Énigmatique équation. Est-ce que Dieu a fait exprès ? Est-ce qu-il se rit de nous en ce moment même ? La passion physique pour quelques mois, ou quelques années peut-être, et après rien d’autre que l’amour et beaucoup de détermination pour faire tenir le tout, me protéger moi et mes petits de la déchirure et de la tourmente. Je comprends alors que les religions aient instauré le mariage avec toutes sortes de garanties divines pour que les gens aient peur de l’enfer si l’envie leur prenait de se barrer. La famille sera sacrée ou ne sera pas.

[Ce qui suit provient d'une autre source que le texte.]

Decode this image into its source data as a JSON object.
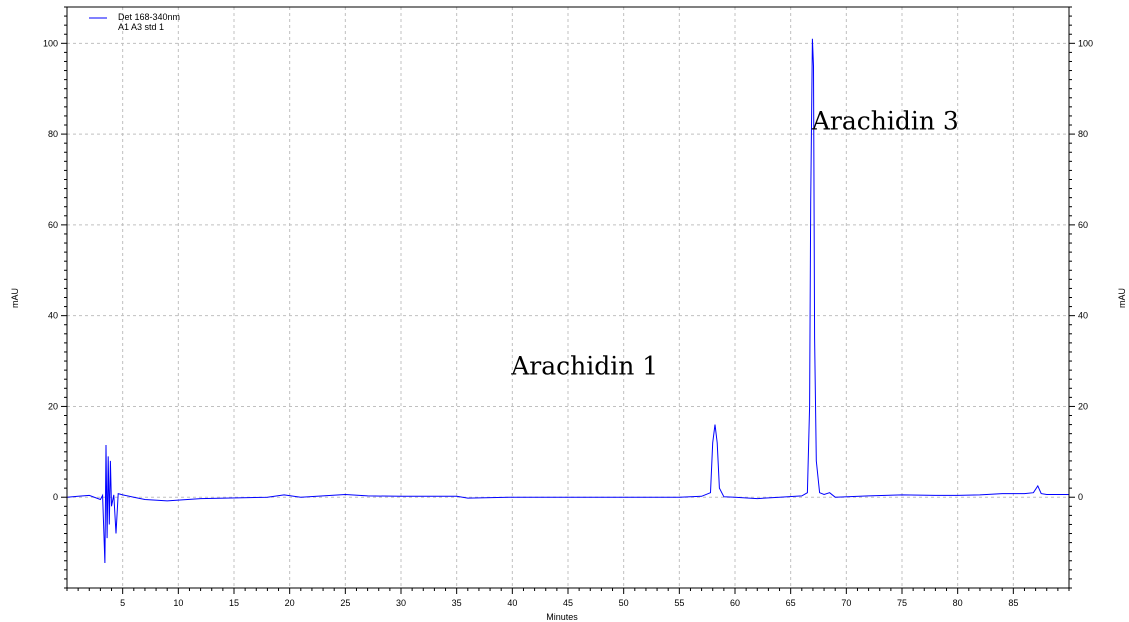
{
  "chart_data": {
    "type": "line",
    "xlabel": "Minutes",
    "ylabel": "mAU",
    "ylabel_right": "mAU",
    "xlim": [
      0,
      90
    ],
    "ylim": [
      -20,
      108
    ],
    "x_ticks": [
      5,
      10,
      15,
      20,
      25,
      30,
      35,
      40,
      45,
      50,
      55,
      60,
      65,
      70,
      75,
      80,
      85
    ],
    "y_ticks": [
      0,
      20,
      40,
      60,
      80,
      100
    ],
    "grid": "dashed",
    "legend_position": "top-left",
    "legend": [
      "Det 168-340nm",
      "A1 A3 std 1"
    ],
    "series": [
      {
        "name": "A1 A3 std 1",
        "color": "#0000ff",
        "points": [
          [
            0,
            0
          ],
          [
            1,
            0.2
          ],
          [
            2,
            0.4
          ],
          [
            3,
            -0.5
          ],
          [
            3.2,
            0.4
          ],
          [
            3.4,
            -14.5
          ],
          [
            3.5,
            11.5
          ],
          [
            3.6,
            -9
          ],
          [
            3.7,
            9
          ],
          [
            3.8,
            -6
          ],
          [
            3.9,
            8
          ],
          [
            4.0,
            -2
          ],
          [
            4.2,
            0.5
          ],
          [
            4.4,
            -8
          ],
          [
            4.6,
            0.8
          ],
          [
            5,
            0.5
          ],
          [
            6,
            0
          ],
          [
            7,
            -0.5
          ],
          [
            9,
            -0.8
          ],
          [
            12,
            -0.3
          ],
          [
            18,
            0
          ],
          [
            19.5,
            0.5
          ],
          [
            21,
            0
          ],
          [
            23,
            0.3
          ],
          [
            25,
            0.6
          ],
          [
            27,
            0.3
          ],
          [
            30,
            0.2
          ],
          [
            35,
            0.2
          ],
          [
            36,
            -0.2
          ],
          [
            40,
            0
          ],
          [
            50,
            0
          ],
          [
            55,
            0
          ],
          [
            57,
            0.2
          ],
          [
            57.8,
            1
          ],
          [
            58.0,
            12
          ],
          [
            58.2,
            16
          ],
          [
            58.4,
            12
          ],
          [
            58.6,
            2
          ],
          [
            59,
            0.1
          ],
          [
            60,
            0
          ],
          [
            62,
            -0.3
          ],
          [
            64,
            0
          ],
          [
            66,
            0.3
          ],
          [
            66.5,
            1
          ],
          [
            66.7,
            20
          ],
          [
            66.8,
            65
          ],
          [
            66.95,
            101
          ],
          [
            67.05,
            95
          ],
          [
            67.15,
            35
          ],
          [
            67.3,
            8
          ],
          [
            67.6,
            1
          ],
          [
            68,
            0.6
          ],
          [
            68.5,
            1
          ],
          [
            69,
            0
          ],
          [
            72,
            0.3
          ],
          [
            75,
            0.5
          ],
          [
            78,
            0.4
          ],
          [
            80,
            0.4
          ],
          [
            82,
            0.5
          ],
          [
            84,
            0.8
          ],
          [
            86,
            0.8
          ],
          [
            86.8,
            1
          ],
          [
            87.2,
            2.5
          ],
          [
            87.5,
            0.8
          ],
          [
            88,
            0.6
          ],
          [
            90,
            0.6
          ]
        ]
      }
    ],
    "annotations": [
      {
        "text": "Arachidin 1",
        "x": 46.5,
        "y": 27
      },
      {
        "text": "Arachidin 3",
        "x": 73.5,
        "y": 81
      }
    ]
  }
}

Ma génération d’ex-enfants de divorcés, d’ex-enfants tristes, l’a compris. Plus question de se marier à l’aveuglette, au sortir de l’adolescence, nonchalamment. L’union est une affaire sérieuse, qu’il s’agit tellement de ne pas rater que certains ne s’y aventurent jamais. Et en même temps, paradoxalement peut-être ou peut-être pas, le sexe est partout, hédonisme tous azimuts, jouissance du matin au soir. On est culpabilisés si on n’est pas des lapins toute l’année, les histoires sentimentales se mesurent à l’aune du cul, son intensité, sa passion, son inexorabilité. Si je baise, j’aime et si j’aime, je baise ? Tous ces récits de désir qui se déclinent dans les médias, les coins de bar, au creux du téléphone. Et si je désire très fort, j’en viens à vouloir un enfant mais qu’a-t-il à voir, lui, dans cette histoire de sensorialité ?
Le grand amour de mes 20 ans croyait que je ne l’aimais plus parce que j’avais arrêté de le désirer spontanément. Moi aussi je le croyais, et je m’en voulais sans comprendre que c’était encore pire de raisonner ainsi. Beaucoup d’eau sous les ponts, depuis. Le chemin vers la féminité, et l’âge adulte aussi.
Cette étape me plait : restons-y quelques temps.